Design Optimization of Nozzle Shapes for Maximum Uniformity of Exit Flow
The objective of this study is to identify the optimal designs of converging-diverging supersonic and hypersonic nozzles that perform at maximum uniformity of thermodynamic and flow-field properties with respect to their average values at the nozzle exit. The converging – diverging nozzles are used to accelerate the fluid to supersonic speeds past the throat of such a nozzle.

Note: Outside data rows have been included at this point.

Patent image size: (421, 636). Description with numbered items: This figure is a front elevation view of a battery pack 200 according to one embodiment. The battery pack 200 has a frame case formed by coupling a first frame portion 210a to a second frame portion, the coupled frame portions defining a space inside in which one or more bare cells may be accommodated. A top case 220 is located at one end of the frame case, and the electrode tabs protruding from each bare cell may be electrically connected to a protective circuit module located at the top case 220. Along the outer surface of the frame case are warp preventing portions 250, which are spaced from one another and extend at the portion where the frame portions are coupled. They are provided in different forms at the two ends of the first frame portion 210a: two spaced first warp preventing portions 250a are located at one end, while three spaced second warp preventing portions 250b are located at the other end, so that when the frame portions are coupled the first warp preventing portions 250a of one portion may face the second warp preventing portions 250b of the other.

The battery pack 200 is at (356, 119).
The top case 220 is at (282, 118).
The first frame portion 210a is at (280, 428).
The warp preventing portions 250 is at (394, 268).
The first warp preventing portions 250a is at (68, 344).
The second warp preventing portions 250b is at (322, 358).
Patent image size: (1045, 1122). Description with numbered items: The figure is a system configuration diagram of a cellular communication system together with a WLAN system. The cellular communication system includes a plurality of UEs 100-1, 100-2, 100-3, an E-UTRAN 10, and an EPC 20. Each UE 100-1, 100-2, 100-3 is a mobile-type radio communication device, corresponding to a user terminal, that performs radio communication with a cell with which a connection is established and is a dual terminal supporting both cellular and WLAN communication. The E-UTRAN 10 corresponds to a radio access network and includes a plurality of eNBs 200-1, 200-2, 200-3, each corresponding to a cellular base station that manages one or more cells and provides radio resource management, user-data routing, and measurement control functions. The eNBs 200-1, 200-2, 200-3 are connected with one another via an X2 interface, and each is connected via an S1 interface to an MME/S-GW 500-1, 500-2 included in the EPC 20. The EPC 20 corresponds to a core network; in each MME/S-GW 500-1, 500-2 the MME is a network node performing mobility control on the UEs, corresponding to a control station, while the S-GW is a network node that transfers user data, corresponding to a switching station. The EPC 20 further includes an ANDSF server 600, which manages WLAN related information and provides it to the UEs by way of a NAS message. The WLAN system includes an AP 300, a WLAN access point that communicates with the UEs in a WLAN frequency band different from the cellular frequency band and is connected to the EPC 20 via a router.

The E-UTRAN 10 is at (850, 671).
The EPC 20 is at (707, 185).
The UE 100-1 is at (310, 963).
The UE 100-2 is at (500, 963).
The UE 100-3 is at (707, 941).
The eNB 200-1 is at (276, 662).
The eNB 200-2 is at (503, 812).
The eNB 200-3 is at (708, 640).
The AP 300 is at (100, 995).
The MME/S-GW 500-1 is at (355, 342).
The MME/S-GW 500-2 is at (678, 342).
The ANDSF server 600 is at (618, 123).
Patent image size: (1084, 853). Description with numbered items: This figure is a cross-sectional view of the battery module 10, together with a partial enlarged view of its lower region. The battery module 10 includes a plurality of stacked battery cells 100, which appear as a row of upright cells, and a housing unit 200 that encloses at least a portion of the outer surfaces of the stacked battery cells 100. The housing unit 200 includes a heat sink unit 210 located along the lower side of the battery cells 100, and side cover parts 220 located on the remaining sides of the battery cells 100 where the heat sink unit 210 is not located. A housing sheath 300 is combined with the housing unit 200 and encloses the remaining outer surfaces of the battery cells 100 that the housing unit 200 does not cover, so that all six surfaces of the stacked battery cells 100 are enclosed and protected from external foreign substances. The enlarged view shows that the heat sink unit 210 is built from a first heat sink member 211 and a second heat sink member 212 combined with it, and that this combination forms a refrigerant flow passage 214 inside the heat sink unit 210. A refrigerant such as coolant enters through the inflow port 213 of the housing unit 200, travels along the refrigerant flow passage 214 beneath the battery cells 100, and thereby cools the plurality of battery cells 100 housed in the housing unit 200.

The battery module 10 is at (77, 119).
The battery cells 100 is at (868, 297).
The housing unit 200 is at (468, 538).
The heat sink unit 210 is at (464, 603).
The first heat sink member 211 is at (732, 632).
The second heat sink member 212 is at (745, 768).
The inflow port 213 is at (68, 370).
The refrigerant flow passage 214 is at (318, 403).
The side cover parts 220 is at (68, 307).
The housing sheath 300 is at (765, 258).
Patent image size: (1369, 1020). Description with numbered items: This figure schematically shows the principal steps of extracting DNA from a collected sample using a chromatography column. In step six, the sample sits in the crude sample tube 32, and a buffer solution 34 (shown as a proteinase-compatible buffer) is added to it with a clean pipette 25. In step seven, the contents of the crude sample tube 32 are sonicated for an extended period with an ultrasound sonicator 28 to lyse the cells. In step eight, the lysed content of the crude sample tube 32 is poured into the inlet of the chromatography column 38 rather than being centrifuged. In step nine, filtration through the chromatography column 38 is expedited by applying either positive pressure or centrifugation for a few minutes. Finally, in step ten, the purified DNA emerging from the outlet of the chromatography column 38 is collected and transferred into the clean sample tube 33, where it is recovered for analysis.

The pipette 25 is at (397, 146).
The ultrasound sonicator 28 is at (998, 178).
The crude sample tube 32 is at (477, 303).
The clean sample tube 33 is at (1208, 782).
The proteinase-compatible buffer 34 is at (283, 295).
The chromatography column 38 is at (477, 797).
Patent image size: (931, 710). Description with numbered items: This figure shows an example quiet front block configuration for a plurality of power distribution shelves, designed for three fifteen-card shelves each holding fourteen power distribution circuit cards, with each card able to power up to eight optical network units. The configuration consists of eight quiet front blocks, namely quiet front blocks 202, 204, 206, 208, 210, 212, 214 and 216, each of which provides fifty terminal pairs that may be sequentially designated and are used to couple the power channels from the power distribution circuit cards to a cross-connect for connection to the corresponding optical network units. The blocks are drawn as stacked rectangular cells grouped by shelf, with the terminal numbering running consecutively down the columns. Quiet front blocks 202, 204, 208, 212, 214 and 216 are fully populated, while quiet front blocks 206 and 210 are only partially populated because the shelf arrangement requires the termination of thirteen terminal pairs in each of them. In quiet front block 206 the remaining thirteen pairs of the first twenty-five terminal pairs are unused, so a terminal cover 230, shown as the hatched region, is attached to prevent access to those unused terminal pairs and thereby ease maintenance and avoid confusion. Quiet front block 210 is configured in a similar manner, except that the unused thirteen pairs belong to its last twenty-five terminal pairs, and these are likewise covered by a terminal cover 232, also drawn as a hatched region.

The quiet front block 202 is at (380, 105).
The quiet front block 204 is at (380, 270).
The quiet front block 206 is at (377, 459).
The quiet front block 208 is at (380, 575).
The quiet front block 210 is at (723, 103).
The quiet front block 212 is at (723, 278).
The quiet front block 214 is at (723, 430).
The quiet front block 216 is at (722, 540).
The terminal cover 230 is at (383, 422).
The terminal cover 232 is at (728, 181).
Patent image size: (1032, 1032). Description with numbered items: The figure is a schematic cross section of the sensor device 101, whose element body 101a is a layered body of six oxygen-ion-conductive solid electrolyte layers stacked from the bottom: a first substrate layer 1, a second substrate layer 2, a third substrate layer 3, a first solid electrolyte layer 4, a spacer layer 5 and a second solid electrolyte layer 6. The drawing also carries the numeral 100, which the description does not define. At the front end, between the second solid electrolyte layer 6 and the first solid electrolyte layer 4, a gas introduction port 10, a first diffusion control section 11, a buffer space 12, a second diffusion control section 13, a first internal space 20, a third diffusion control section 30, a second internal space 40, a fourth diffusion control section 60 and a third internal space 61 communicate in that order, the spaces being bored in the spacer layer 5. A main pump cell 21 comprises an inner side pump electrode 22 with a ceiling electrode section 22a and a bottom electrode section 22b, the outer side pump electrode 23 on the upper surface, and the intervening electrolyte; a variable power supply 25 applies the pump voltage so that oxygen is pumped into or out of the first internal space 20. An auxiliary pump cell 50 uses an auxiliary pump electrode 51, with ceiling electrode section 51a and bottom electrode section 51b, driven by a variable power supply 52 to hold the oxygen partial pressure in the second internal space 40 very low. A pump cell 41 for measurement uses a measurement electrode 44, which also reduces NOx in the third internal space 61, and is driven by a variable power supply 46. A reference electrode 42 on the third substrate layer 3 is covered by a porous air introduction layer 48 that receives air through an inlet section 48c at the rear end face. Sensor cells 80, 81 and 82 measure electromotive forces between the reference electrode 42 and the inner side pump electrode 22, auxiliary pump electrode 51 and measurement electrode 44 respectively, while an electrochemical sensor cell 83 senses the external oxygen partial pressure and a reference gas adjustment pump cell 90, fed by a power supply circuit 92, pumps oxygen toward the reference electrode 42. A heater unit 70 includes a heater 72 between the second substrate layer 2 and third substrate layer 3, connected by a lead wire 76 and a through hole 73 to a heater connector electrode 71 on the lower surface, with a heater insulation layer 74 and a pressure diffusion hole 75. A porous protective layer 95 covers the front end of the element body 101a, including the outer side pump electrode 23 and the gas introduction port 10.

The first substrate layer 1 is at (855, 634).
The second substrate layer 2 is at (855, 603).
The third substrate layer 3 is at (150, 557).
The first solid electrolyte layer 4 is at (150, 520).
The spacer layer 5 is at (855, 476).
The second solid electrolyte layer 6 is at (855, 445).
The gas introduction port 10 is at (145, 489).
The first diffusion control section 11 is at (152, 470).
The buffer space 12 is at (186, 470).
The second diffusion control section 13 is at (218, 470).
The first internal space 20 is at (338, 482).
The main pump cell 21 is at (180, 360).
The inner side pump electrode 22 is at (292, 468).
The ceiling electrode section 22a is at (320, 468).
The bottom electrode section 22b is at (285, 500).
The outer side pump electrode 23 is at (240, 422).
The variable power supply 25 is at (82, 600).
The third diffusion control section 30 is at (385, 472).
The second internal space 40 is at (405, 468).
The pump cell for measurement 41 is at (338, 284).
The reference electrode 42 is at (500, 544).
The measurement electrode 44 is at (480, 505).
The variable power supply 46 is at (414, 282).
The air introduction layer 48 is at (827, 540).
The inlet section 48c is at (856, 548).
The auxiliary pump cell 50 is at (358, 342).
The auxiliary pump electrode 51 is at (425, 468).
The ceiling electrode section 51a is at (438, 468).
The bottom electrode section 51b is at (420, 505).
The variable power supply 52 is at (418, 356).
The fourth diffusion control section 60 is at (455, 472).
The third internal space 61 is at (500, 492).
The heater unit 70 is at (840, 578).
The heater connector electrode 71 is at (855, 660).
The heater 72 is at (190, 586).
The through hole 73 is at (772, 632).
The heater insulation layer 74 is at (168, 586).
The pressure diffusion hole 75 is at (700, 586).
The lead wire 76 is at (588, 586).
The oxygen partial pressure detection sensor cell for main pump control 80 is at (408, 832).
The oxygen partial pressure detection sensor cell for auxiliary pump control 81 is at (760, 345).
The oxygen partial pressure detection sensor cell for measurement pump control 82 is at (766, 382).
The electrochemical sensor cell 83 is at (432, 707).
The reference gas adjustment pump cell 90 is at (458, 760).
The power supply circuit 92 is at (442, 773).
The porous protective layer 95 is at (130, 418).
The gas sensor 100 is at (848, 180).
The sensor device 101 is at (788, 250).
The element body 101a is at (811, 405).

Exit flow from a converging-diverging nozzle often has strong gradients of pressure, temperature, density, and speed in radial and axial direction. These non-uniformities at the nozzle exit are the result of the non-uniformities in the flow-field entering the nozzle. Since this is a multi-objective design optimization problem, the design variables used are parameters defining the shape of the nozzle. This work presents how variation of such parameters can influence the nozzle exit flow non-uniformities. ANSYS GAMBIT was used for mesh generation and ANSYS FLUENT for flow analysis. The analyses were made for two turbulence models. A non-uniform temperature distribution profile at the inlet was used to simulate different conditions. ANSYS FLUENT was used to simulate the compressible, viscous gas flow-field in forty nozzle shapes, including the heat transfer analysis. The results of two turbulence models, k-ε and k-ω, were computed and compared. To significantly accelerate the entire design optimization process, response surfaces (meta-models) were generated using the Kriging and RBF (Radial Basis Function) algorithms in order to perform the virtual optimization. The optimization was performed withmodeFRONTIER software package using Kriging and Radial Basis Functions (RBF) response surfaces. The optimization was run using MOGA-II algorithm. The Pareto solutions from the optimization were validated by randomly choosing one of the virtual designs generated and using its 53 values for the design variables in ANSYS FLUENT and computing the solutions for density, Mach number and temperature standard deviations. In order to compare both solutions, the calculated errors were rather large. By running the optimization of the same problem, but using another optimization algorithm (MOPSO) instead of MOGA II, it could be observed that although the errors of the response surfaces were large, the values of Mach number and temperature standard deviations calculated in ANSYS FLUENT were smaller than those when optimization was done by using genetic algorithm. This can represent a better capacity of particle swarm to find the global minimal.